The professor of philosophy and digital humanities wanted to resurrect a learning model as old as antiquity, so he created an ethics professor using Character.AI. This service lets you create a fictional character you can engage in dialogue.
Rockwell asked his students to write a series of questions meant to generate a fruitful conversation on ethics with the chatbot — one that would itself raise questions about “what a dialogue is supposed to do and how it can be used to convey ideas” while encouraging a healthy scepticism about what the chatbot says in response.
After all, there is a long history of learning through dialogue that goes back at least as far as Plato and Xenophon, Rockwell points out, when Socrates was depicted conversing with his students.
“With the release of sophisticated chatbots like OpenAI’s ChatGPT … dialogue’s time has come around again,” writes Rockwell. “I suggest that we can make a virtue of the availability of these chattering machines.
“By thinking through dialogue, we could all rediscover this form of engagement’s rich history and potential. At the same time, we also have to teach our students to be careful and think critically about engaging with AIs and assessing the credibility of what they say.”

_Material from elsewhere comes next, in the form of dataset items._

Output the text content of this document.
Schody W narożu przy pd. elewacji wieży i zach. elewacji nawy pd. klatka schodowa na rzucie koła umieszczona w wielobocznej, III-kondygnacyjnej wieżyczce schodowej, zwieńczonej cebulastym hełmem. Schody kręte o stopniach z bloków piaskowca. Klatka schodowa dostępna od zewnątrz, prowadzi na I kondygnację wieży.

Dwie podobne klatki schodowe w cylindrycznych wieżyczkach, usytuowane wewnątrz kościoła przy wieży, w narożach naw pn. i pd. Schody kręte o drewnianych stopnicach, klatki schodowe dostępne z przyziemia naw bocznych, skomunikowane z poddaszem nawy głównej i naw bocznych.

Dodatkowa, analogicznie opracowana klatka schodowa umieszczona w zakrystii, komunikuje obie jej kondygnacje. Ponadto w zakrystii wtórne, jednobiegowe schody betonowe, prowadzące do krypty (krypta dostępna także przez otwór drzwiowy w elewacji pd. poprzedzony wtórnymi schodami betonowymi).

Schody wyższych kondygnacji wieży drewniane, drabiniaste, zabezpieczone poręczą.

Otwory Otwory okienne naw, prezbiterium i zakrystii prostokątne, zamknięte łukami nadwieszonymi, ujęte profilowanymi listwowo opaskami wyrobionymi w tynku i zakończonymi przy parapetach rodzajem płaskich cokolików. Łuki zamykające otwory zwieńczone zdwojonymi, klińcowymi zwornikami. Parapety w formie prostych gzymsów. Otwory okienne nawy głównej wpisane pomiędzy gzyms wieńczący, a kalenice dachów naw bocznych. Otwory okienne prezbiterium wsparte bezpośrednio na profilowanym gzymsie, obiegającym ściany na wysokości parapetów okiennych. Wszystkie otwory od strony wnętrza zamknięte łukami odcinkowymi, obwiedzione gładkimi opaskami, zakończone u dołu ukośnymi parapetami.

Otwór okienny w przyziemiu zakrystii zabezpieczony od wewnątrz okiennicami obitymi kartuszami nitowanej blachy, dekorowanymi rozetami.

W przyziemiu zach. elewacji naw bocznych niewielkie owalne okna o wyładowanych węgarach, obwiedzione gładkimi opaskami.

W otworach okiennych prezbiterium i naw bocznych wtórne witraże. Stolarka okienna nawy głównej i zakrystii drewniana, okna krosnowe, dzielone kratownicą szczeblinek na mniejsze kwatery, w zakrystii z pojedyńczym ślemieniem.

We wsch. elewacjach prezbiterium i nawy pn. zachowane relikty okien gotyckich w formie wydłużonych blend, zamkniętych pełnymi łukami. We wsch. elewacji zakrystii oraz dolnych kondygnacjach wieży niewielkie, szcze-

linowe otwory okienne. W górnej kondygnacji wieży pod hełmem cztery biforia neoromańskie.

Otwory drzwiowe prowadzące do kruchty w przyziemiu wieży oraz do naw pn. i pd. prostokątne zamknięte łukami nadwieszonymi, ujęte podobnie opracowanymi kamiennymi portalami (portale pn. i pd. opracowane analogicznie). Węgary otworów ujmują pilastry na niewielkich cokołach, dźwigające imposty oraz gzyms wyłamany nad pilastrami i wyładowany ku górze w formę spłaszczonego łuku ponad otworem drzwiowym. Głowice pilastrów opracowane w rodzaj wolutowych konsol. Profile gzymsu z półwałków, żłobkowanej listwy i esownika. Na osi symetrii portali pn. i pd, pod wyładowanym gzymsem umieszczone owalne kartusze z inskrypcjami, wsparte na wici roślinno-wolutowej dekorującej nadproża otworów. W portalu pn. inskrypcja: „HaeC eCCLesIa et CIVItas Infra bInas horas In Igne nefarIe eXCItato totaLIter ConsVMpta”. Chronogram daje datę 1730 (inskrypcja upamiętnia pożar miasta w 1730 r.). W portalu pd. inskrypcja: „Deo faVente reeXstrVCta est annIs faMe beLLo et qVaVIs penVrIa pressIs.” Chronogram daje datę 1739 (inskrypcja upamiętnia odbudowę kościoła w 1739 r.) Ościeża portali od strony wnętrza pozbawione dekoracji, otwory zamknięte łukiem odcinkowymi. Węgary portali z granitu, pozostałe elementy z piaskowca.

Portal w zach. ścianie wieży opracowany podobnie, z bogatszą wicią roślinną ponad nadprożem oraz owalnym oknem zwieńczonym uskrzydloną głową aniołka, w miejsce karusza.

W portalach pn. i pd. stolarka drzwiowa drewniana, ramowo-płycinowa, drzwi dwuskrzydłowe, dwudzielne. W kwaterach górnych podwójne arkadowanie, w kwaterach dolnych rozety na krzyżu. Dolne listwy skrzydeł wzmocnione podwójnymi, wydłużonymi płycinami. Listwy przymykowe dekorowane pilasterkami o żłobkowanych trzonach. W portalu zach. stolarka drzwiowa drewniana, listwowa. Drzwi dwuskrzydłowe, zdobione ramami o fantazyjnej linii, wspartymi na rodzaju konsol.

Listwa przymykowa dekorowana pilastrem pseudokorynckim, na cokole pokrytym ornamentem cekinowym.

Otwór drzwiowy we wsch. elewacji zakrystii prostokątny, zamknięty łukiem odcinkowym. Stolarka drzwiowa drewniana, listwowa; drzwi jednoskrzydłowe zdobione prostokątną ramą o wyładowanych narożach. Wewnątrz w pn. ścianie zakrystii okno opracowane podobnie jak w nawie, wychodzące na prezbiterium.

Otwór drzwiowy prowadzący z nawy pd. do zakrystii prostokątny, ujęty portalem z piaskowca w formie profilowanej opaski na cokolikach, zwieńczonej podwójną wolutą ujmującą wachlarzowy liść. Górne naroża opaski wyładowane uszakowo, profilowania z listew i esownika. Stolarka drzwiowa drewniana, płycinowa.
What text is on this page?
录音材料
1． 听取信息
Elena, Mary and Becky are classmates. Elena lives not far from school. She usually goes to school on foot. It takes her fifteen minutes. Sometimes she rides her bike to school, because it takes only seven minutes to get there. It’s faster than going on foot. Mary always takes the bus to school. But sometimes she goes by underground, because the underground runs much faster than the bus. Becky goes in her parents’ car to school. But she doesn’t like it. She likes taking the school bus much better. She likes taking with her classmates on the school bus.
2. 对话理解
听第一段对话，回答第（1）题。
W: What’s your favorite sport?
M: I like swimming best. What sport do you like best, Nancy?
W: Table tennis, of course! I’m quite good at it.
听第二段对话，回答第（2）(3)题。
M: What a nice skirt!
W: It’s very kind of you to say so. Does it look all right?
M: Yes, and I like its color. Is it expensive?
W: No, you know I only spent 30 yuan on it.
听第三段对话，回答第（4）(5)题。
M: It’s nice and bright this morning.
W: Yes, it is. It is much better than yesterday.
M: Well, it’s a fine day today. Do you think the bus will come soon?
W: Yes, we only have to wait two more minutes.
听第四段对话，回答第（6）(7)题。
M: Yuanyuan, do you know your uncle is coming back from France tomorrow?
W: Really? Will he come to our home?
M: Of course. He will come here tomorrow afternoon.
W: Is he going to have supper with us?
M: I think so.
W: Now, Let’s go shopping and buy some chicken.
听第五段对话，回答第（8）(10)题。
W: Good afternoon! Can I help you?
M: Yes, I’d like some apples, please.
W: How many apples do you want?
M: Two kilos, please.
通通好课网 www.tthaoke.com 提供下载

Rockwell has spent decades interrogating how a rapidly evolving digital culture has changed what it means to be human. He is a leader in the field of digital humanities, integrating computational methods and theories with research and teaching in the liberal arts.
Now, Rockwell has been appointed as a Canada CIFAR AI Chair at Amii. This non-profit institute supports world-leading research in AI and machine learning and translates scientific advancement into industry adoption.
The CIFAR program was launched in 2017 to bolster the federal government’s Pan-Canadian Artificial Intelligence Strategy to “drive the adoption of artificial intelligence across Canada’s economy and society” and recruit and retain AI talent in Canada.
More than 120 chairs have so far been appointed at Canada’s three national AI institutes, including Amii, Mila in Montreal and the Vector Institute in Toronto. The U of A’s Martha White of the Faculty of Science also saw her chair at Amii renewed.
Rockwell says his appointment reflects CIFAR’s attempt to widen its scope beyond computer science.
“For the first couple of years, the chairs were in computer science, but now there’s this idea of expanding to everything from ethics to biology to Indigeneity,” he says.
Rockwell’s research interests include video games, textual visualization, text analysis, ethics of technology and ethics of artificial intelligence. He is now working on a book on dialogue and artificial intelligence, exploring the cultural discourse of AI as well as imagining conversations we might have with new chatbots such as ChatGPT.
He adds that chatbots are in some ways just the latest phase in our historical fascination with dialogue.
“One of the things that struck me about ChatGPT is that nobody was paying a lot of attention to AI until a large language model was developed and optimized for dialogue. That’s when we saw this explosive interest.”
In 2022 he won the international Antonio Zampolli Prize with Stéfan Sinclair for co-developing a suite of text analysis and visualization tools called Voyant Tools, and was project leader for TAPoR, a text analysis portal for research funded by the Canada Foundation for Innovation.
He published Defining Dialogue: From Socrates to the Internet (2003) and Hermeneutica (2022), also with Sinclair, and is co-author of Right Research: Modelling Sustainable Research Practices in the Anthropocene (2021).
“As the science and application of AI continues to advance rapidly, the ability to attract and retain great researchers who are advancing diverse aspects of the field will be critical to Canada’s leadership in developing and deploying responsible AI,” says Elissa Strome, executive director of the Pan-Canadian AI Strategy at CIFAR, of the new AI chairs.